Tuve yo urgencia de hacer del cuerpo y (disimúleme mi tío tan reiteradas insistencias escatológicas) me dirigí consecuentemente a la galería de atrás del último piso, en cuyo fondo se encuentra el retrete referido. Era media tarde, la nevada había parado en seco y el viento se había remansado en una hora de calma y temperatura soportable.
Fue entonces cuando sentí un escalofrío en la espalda. Una figura alta y delgada abría la puerta del retrete y avanzaba hacia mí por la galería. Tras los cristales, los tesos aguzados de la sierra de O Crasto me daban grima.
Me aparté a un lado con verdadero pavor, pánico diría incluso, señor tío. Me aparté para dejar paso a una mujer vestida de camisa blanca hasta los pies que se protegía del frío con un cobertor a rayas por la cabeza y los hombros. Me miró al pasar y pude ver su cara demacrada, los ojos oscuros que se encogían cercados por arrugas. Una sonrisa forzada me fue dirigida. Era Obdulia, la encamada.
Sin otro particular, se despide de Ud. su sobrino.
VII
15 de noviembre
Mi querido tío:
Acabo de recibir apreciada carta de Ud. en la que se muestra preocupado por mi estado de ánimo y trata muy amablemente de confortarme con el consejo de centrar mi atención en la labor pedagógica.

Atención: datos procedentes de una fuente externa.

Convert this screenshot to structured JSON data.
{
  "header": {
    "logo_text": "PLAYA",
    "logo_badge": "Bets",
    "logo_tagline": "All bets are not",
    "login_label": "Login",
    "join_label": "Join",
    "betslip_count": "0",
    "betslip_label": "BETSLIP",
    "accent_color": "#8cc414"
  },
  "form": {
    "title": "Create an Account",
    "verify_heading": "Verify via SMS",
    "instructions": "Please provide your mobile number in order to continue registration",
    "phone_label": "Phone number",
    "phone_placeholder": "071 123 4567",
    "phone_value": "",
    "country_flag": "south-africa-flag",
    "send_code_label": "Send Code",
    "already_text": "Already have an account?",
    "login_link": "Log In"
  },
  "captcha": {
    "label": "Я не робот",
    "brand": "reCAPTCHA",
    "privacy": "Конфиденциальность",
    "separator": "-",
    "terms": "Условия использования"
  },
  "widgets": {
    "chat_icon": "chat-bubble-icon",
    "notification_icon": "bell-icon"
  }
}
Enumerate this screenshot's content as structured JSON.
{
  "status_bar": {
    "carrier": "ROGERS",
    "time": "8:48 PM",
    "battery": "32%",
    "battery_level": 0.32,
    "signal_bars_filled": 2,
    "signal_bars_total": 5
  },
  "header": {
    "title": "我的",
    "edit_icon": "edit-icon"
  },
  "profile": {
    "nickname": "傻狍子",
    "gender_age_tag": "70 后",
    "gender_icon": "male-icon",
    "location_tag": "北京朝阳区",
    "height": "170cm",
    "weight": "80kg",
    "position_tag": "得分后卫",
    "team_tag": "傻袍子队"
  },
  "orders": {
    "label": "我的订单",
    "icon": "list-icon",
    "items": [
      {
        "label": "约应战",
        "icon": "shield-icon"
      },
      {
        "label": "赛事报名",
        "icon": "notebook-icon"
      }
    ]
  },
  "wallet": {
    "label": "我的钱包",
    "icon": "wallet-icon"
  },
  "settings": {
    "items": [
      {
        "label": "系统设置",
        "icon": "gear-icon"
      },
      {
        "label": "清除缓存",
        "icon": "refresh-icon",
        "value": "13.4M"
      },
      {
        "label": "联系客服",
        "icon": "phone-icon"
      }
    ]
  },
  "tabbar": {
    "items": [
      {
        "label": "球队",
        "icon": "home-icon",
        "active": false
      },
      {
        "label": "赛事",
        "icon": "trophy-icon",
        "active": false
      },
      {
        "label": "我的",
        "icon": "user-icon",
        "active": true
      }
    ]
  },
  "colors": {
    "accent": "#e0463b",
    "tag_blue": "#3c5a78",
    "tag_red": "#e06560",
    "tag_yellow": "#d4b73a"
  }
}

En verdad parece como si las pardas lejanías de jara y brezo, la severidad acerada de los techos de pizarra, el estremecedor nimbo de humildad y vapor de pobreza que recubre cobertizos, casas y hórreos cubiertos con la paja oscura y mojada de los inviernos, la pequeñez ruin de los perros, del ganado e incluso de las personas de aquí, todo, todo, me hubiera incorporado, enteramente, a su mediocridad infinita. Veo yo la gente de por aquí intensamente pálida y advierto en cada rostro unos ojos redondos, grandes y prominentes, vacunos diría yo inclusivamente, que los hacen parecer familiares. Ojos que aún parecen mayores en los rostros globulosos de los carboneros y pastores de A Fraga de Mundil, que bajan de la Serra do Crasto con un aspecto inquietante de gnomos enigmáticos y malévolos, en los días de feria grande. Los mismos ojos que hacen girar en el vacío los niños distraídos de mi escuela, de manos maltratadas por los sabañones, incapaces de abstracción y atrofiados por las parvas de aguardiente que les suministran las madres cada mañana.
Al cruzarme con don Plácido o con Luís Lorenzo, ellos bajan la cabeza y, después de dirigirme un furtivo saludo, aceleran el paso y yo sé que rechazan mi trato con la misma intensidad que yo el suyo. Me consideran como un aldeano más de Lobosandaus.
Ahora sí, hay una persona en quien no encuentro los ojos de vaca que parecen conferir un aire de familia a los habitantes de este lugar maldito. Me gustaría precisar que la tal es Dorinda, cuyo cuerpo desprende, para mí, resplandores de simplicidad salutífera y reconfortante.
Le besa la mano benefactora, su sobrino.